Os ataques por fitonematoides estão entre os principais problemas fitossanitários do feijoeiro comum (Phaseolus vulgaris), com destaque para os nematoides de galhas (Meloidogyne spp.), possivelmente as pragas agrícolas de maior distribuição geográfica, e particularmente à espécie M. incognita, tida como um dos patógenos de maior prejuízo econômico. As alternativas de controle envolvem práticas inviáveis a campo, enfatizando a necessidade do desenvolvimento de cultivares resistentes/tolerantes. Para o feijoeiro a obtenção dessas cultivares é especialmente difícil, já que apesar da disponibilidade de técnicas genético-moleculares, pouco foi realizado visando contribuir para o entendimento dos mecanismos envolvidos na resposta da cultura aos nematoides de galhas.

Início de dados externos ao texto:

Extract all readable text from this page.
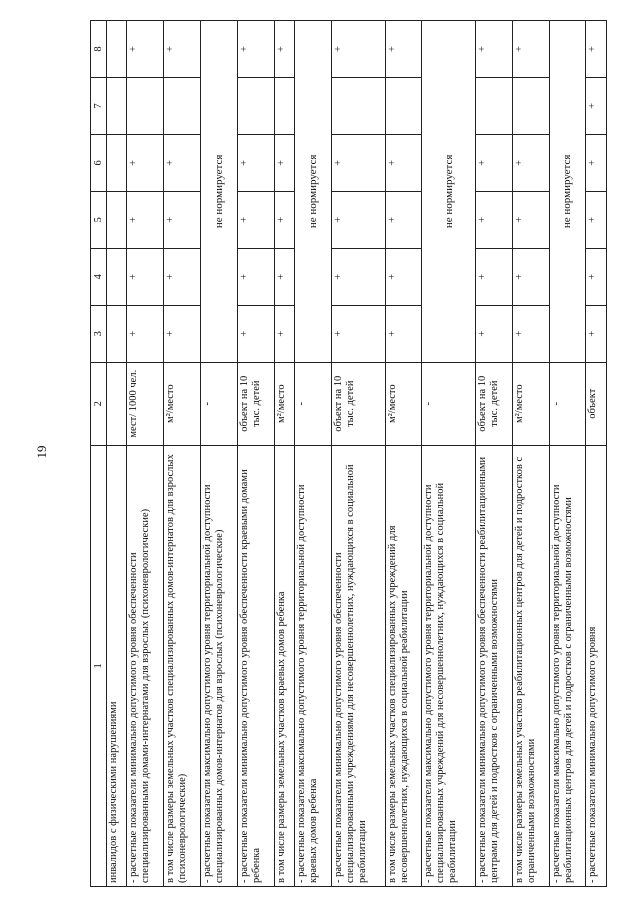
19
1	2	3	4	5	6	7	8
инвалидов с физическими нарушениями							
- расчетные показатели минимально допустимого уровня обеспеченности специализированными домами-интернатами для взрослых (психоневрологические)	мест/ 1000 чел.	+	+	+	+		+
в том числе размеры земельных участков специализированных домов-интернатов для взрослых (психоневрологические)	м²/место	+	+	+	+		+
- расчетные показатели максимально допустимого уровня территориальной доступности специализированных домов-интернатов для взрослых (психоневрологические)	-	не нормируется					
- расчетные показатели минимально допустимого уровня обеспеченности краевыми домами ребенка	объект на 10 тыс. детей	+	+	+	+		+
в том числе размеры земельных участков краевых домов ребенка	м²/место	+	+	+	+		+
- расчетные показатели максимально допустимого уровня территориальной доступности краевых домов ребенка	-	не нормируется					
- расчетные показатели минимально допустимого уровня обеспеченности специализированными учреждениями для несовершеннолетних, нуждающихся в социальной реабилитации	объект на 10 тыс. детей	+	+	+	+		+
в том числе размеры земельных участков специализированных учреждений для несовершеннолетних, нуждающихся в социальной реабилитации	м²/место	+	+	+	+		+
- расчетные показатели максимально допустимого уровня территориальной доступности специализированных учреждений для несовершеннолетних, нуждающихся в социальной реабилитации	-	не нормируется					
- расчетные показатели минимально допустимого уровня обеспеченности реабилитационными центрами для детей и подростков с ограниченными возможностями	объект на 10 тыс. детей	+	+	+	+		+
в том числе размеры земельных участков реабилитационных центров для детей и подростков с ограниченными возможностями	м²/место	+	+	+	+		+
- расчетные показатели максимально допустимого уровня территориальной доступности реабилитационных центров для детей и подростков с ограниченными возможностями	-	не нормируется					
- расчетные показатели минимально допустимого уровня	объект	+	+	+	+	+	+
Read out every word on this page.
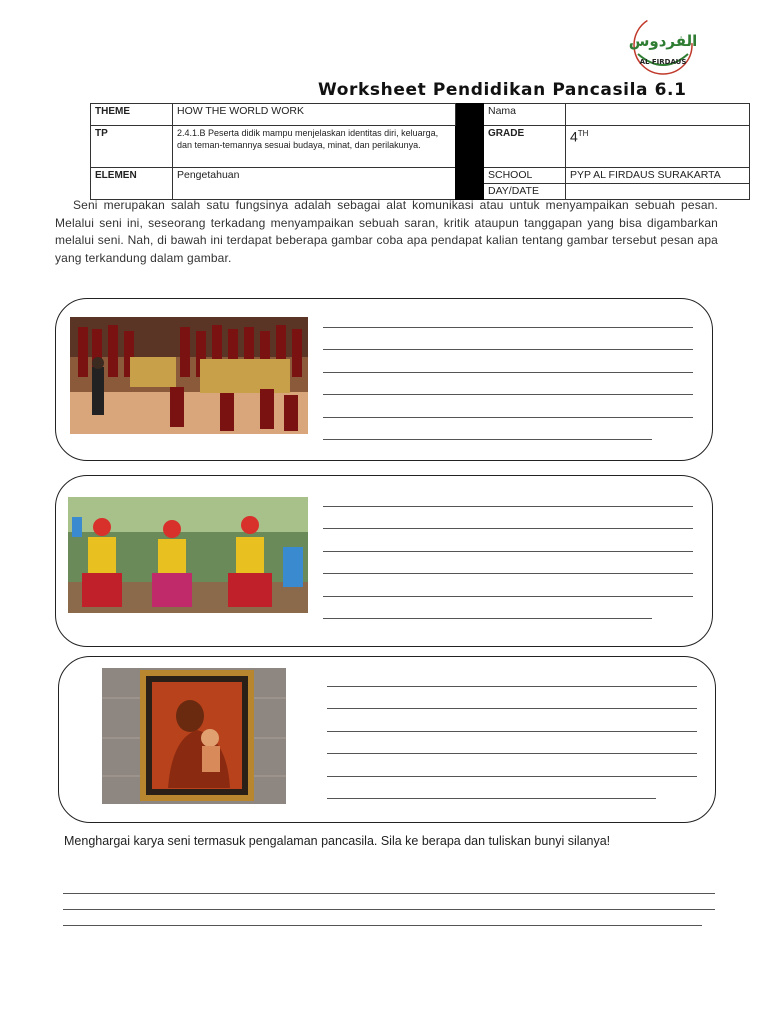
الفردوس
AL FIRDAUS
Worksheet Pendidikan Pancasila 6.1
THEME	HOW THE WORLD WORK		Nama	
TP	2.4.1.B Peserta didik mampu menjelaskan identitas diri, keluarga, dan teman-temannya sesuai budaya, minat, dan perilakunya.		GRADE	4TH
ELEMEN	Pengetahuan		SCHOOL	PYP AL FIRDAUS SURAKARTA
			DAY/DATE	
Seni merupakan salah satu fungsinya adalah sebagai alat komunikasi atau untuk menyampaikan sebuah pesan. Melalui seni ini, seseorang terkadang menyampaikan sebuah saran, kritik ataupun tanggapan yang bisa digambarkan melalui seni. Nah, di bawah ini terdapat beberapa gambar coba apa pendapat kalian tentang gambar tersebut pesan apa yang terkandung dalam gambar.
Menghargai karya seni termasuk pengalaman pancasila. Sila ke berapa dan tuliskan bunyi silanya!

Nesse contexto, o presente projeto tem como objetivo detectar, via mapeamento associativo, regiões genômicas associadas à resposta do feijoeiro a M. incognita, bem como identificar genes candidatos em bibliotecas de RNA-Seq (SANTINI, 2015) e via qRT-PCR. Para o mapeamento associativo, será utilizado um painel composto por 180 genótipos de uma core collection do BAG do IAC, previamente genotipados pela metodologia de GBS, que permitiu identificar 82.680 SNPs (DINIZ, 2016). Uma vez mapeadas as regiões genômicas associadas, serão utilizadas bibliotecas de RNA-Seq, obtidas aos quatro e 10 DAI (SANTINI et al., 2015), para verificar a expressão e selecionar genes candidatos. A expressão desses genes será confirmada, via qRT-PCR, em genótipos extremos do painel. Espera-se assim, apontar SNPs para a discriminação de genótipos relativamente à resposta a M. incognita, contribuindo para a seleção em programas de melhoramento, bem como identificar genes que possam ser validados em análises funcionais e eventualmente usados em ensaios de edição genômica.